Такой взгляд окидывает
обстоящее пространство, устанавливая его границы и намечая в нем объекты
созерцания и означивания, и таким образом формируя территорию знака — интерьер
или пейзаж, и надо сказать, что пейзажи Шостаковской
всегда двойственны, гибридны. Это пригород, где
приметы городской жизни деформируют фон природы, это не то реальное
пространство южного города, не то онтологическое условное, знакомое по стихам
Батюшкова, Майкова или Щербины, куда врываются
опознаваемые приметы новейшего времени. Эта топография организована больше по
вертикали и тем самым как бы продолжает вертикальное сегментирование
человеческого тела, попадающего в обзор. И тут — схождение между гибридностью художественно освоенных просторов и полистилистическим травестированием,
свойственным образности у Шостаковской.
Ибо ось верх — низ, в применении к телу, разделяется литературным языком на два
стилистических регистра, противопоставленных друг другу. И вот в «The Last Year
Book» интонации высокой лирики перебиваются городским
просторечьем, грубостью, обэриутскими словесными
играми.
Стилистический регистр
классической, возвышенной поэтической речи связан с литературными
реминисценциями, выстраивающимися в образ традиции (Данте, Овидий, Гёте и т.
д.).
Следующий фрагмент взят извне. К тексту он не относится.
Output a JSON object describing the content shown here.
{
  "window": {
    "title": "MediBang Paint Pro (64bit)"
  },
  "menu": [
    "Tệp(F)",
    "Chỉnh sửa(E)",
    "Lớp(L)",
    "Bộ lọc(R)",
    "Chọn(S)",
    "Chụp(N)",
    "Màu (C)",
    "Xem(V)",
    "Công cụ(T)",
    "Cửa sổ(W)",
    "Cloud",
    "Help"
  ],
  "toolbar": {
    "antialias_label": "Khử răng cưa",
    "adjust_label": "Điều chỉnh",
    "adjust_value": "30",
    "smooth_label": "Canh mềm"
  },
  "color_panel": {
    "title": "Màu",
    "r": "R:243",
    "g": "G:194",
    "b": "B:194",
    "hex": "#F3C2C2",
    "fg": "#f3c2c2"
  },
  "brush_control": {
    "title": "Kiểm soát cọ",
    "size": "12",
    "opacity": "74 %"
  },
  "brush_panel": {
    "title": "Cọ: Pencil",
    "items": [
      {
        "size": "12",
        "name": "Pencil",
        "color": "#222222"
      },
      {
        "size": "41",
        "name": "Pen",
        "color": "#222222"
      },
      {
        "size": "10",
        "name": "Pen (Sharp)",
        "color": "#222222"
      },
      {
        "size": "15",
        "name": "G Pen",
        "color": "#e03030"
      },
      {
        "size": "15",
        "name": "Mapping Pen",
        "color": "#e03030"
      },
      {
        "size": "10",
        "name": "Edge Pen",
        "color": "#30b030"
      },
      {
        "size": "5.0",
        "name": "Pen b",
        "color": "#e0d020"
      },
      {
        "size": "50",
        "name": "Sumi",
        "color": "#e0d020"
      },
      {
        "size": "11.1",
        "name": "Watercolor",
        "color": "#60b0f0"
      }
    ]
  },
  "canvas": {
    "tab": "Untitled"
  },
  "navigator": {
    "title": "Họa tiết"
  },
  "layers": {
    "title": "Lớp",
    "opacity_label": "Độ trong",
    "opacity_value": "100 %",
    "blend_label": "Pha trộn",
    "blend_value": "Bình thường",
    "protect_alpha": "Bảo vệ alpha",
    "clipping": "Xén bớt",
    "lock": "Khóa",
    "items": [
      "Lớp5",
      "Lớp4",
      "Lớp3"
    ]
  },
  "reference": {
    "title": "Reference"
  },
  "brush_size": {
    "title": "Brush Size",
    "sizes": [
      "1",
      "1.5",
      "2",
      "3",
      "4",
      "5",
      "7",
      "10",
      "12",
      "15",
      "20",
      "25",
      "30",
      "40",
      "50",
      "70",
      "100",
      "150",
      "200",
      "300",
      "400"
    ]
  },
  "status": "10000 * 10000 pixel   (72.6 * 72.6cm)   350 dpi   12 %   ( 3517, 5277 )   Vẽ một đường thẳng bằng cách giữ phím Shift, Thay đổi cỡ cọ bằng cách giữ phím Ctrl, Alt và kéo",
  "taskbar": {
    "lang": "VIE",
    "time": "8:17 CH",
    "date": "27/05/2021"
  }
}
Однако эта традиция тоже гибридна. В орбиту тяготения
вовлекаются тексты, ощутимо сталкивающиеся друг с другом: «Метаморфозы»,
«Искусство любви», «Скорбные элегии» и «Письма с Понта» Овидия, «Божественная
комедия», «Влюбленный дьявол» Казота в сцепке с «Фаустом»,
«Жюстина» де Сада, «Песни о Стеньке Разине» и «Сказка
о мертвой царевне» Пушкина, «В полдневный жар в долине Дагестана…» Лермонтова, брюсовский сонет «Женщине», вероятно — «Балаганчик» Блока,
рассказы Маркеса, «Имя розы» Эко, «Письма римскому другу» Бродского, и список,
конечно, не полон. Традиция складывается телескопически, производя в
итоге впечатление коллажа. Но, в принципе, перечень отсылок не бесконечен.
Телескопически раскладываясь, традиционные реминисценции в стихах Шостаковской указывают на перспективу, в которой
повторяется фигура преследуемого поэта (в широком смысле слова), поэта вне
закона: это изгнанники Овидий и Данте, узник де Сад, Казот,
персонаж которого влюблен в инфернальную Миньону,
Пушкин с его героем-разбойником — Стенькой Разиным. Как видно, разница между
поэтом и персонажем стирается, как в уже цитированном здесь стихотворении
«Здесь мало девушек и не найти вайфая…»,
написанном от лица современного Овидия.
Овидиевская тема у Шостаковской
— маркер ее классических пристрастий. Ведь Овидий — это своего рода русская античность,
точка схождения двух Золотых веков, римского и пушкинского, — вспомнить хотя
бы: «Овидий, я живу близ тихих берегов, / Которым изгнанных отеческих богов /
Ты некогда принес и пепел свой оставил». В то же время фигура поэта, прежде
специалиста в «науке страсти нежной», а теперь опального и изолированного
автора «Писем с Понта», символична для всего литературного поколения,
заявившего о себе в 90-е годы ХХ века и ощущающего себя в новом столетии как в
чуждой среде. Такое впечатление, по крайней мере, производят стихи Шостаковской. Мысль о поколенческом
значении Овидия подтверждается стихотворением «Вот русский поэт Александр
Степанович Первый»:
А рядом сосед Александр Ессоевич Третий,
В бейсболке и чурка, но тоже какой-то
поэт,
В гаражах на скамейке из кейса вынает пакет.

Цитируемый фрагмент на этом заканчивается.